Por Carlos Ernesto Alvarado Márquez.
Hay algo que siempre me ha causado gracia cuando se acerca un Mundial; millones de personas creen que la FIFA organiza un torneo de futbol, cuando en realidad organiza uno de los negocios de propiedad intelectual más rentables del planeta. El futbol es indispensable, claro, pero no es donde está el verdadero dinero; el dinero está en las marcas, en los patrocinadores, en los contratos, en las licencias y en los derechos de transmisión que valen miles de millones de dólares.
Y tampoco es un pecado. Si alguien invierte semejante cantidad de recursos, resulta lógico que quiera protegerlos. El problema aparece cuando la protección comienza a crecer más de la cuenta y uno ya no sabe dónde termina el derecho legítimo y dónde comienza la tentación de adueñarse de todo lo que rodea al espectáculo.
Porque una cosa es vender camisetas falsas con logotipos oficiales y otra muy distinta comportarse como si también se tuvieran derechos exclusivos sobre la conversación pública. Ahí es donde el asunto se vuelve interesante; usted puede criticar al árbitro, burlarse de una selección, decir que determinado entrenador toma decisiones más extrañas que algunas autoridades cuando interpretan la ley, hacer memes, análisis o comentarios en redes sociales, y nadie debería impedirlo. Lo que no puede hacer es retransmitir el partido completo como si hubiera comprado los derechos de televisión; ahí aparecen los abogados con una velocidad que haría sonrojar a más de un delantero.

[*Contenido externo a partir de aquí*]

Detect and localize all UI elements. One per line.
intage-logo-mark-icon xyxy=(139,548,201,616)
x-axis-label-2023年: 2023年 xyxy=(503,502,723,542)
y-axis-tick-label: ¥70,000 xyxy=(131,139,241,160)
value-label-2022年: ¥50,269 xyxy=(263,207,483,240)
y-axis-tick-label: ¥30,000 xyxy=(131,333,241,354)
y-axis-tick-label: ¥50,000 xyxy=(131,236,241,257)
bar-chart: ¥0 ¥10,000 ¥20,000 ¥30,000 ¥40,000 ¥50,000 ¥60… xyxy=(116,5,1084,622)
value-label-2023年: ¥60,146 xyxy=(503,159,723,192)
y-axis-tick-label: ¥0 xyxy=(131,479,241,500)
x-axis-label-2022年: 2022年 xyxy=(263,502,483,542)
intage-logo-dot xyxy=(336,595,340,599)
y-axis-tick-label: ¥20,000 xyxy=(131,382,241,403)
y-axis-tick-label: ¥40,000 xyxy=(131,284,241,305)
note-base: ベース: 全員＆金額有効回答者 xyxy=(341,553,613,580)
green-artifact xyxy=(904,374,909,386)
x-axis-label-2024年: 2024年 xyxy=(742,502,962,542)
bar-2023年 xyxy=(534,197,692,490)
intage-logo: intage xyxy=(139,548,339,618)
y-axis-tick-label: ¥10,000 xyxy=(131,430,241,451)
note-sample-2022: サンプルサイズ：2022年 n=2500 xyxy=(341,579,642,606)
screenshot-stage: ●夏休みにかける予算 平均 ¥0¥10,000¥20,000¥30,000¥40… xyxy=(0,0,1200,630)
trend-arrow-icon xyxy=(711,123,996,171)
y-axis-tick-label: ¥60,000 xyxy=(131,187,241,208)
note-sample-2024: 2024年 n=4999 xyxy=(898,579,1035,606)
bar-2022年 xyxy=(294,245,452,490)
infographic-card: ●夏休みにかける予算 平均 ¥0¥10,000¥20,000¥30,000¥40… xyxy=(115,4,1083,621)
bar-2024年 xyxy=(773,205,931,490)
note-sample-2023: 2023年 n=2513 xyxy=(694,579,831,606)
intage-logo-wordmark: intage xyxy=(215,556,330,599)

Luego están los oportunistas, que merecen un capítulo aparte. Son esas empresas que descubren una pasión colectiva y deciden subirse al tren sin pagar boleto; llenan sus anuncios de balones, porterías, colores patrios, uniformes y frases sospechosamente mundialistas, pero cuidan cada palabra para no mencionar aquello que podría meterlos en problemas. Los especialistas lo llaman marketing de emboscada; en el barrio siempre tuvo otro nombre, aprovecharse de la fiesta ajena.
Y la verdad es que tampoco les falta ingenio. Si alguien logra vender más sin utilizar una sola marca registrada, uno empieza a preguntarse si estamos frente a un fraude o frente a una clase gratuita de creatividad empresarial. Ahí es donde aparecen los abogados de ambos lados para discutir durante meses algo que cualquier aficionado resolvería en treinta segundos frente a una cerveza.
Lo curioso es que detrás de toda esta discusión aparece una pregunta mucho más grande que el propio futbol; ¿hasta dónde puede una organización proteger lo suyo sin terminar apropiándose de algo que pertenece a todos? Porque el futbol no nació en una oficina corporativa, ni en una sala de juntas, ni en un despacho lleno de contratos; nació en las calles, en los barrios, en terrenos de tierra donde dos piedras servían de portería y donde nadie imaginaba que algún día existirían disputas millonarias sobre quién puede usar una imagen, una frase o una referencia relacionada con un partido.
Quizá por eso resulta tan extraño ver que alrededor del Mundial a veces hay más abogados que defensas centrales. Mientras unos intentan meter goles, otros intentan proteger marcas; mientras unos corren detrás de un balón, otros corren detrás de cualquier uso no autorizado de una palabra, una imagen o una transmisión. Todos hacen su trabajo, pero no deja de ser una imagen curiosa para un deporte que durante décadas se presentó como el juego del pueblo.
Y tal vez ahí esté la parte verdaderamente interesante. La FIFA tiene derecho a proteger sus marcas, como cualquier persona tiene derecho a proteger lo que es suyo; lo que merece atención es esa tendencia tan humana de querer extender los límites un poco más cada vez. Pasa en los gobiernos, pasa en las empresas, pasa en las organizaciones y pasa en cualquier espacio donde existe poder. Se empieza protegiendo algo legítimo y poco a poco surge la tentación de controlar todo lo que gira a su alrededor.
Al final el futbol seguirá sobreviviendo a patrocinadores, directivos, contratos y campañas publicitarias; ha sobrevivido cosas peores. La verdadera pregunta es si algún día olvidaremos que el negocio existe gracias a la pasión de millones de personas y no al revés. Porque a veces, viendo ciertos pleitos jurídicos, da la impresión de que algunos creen que los aficionados fueron inventados para servir al negocio, cuando en realidad el negocio existe porque primero existieron los aficionados.
Y eso sí; el deporte más popular del planeta nació para jugarse con un balón, pero cada cuatro años termina recordándonos que el objeto más importante no siempre está en la cancha, sino en la caja registradora.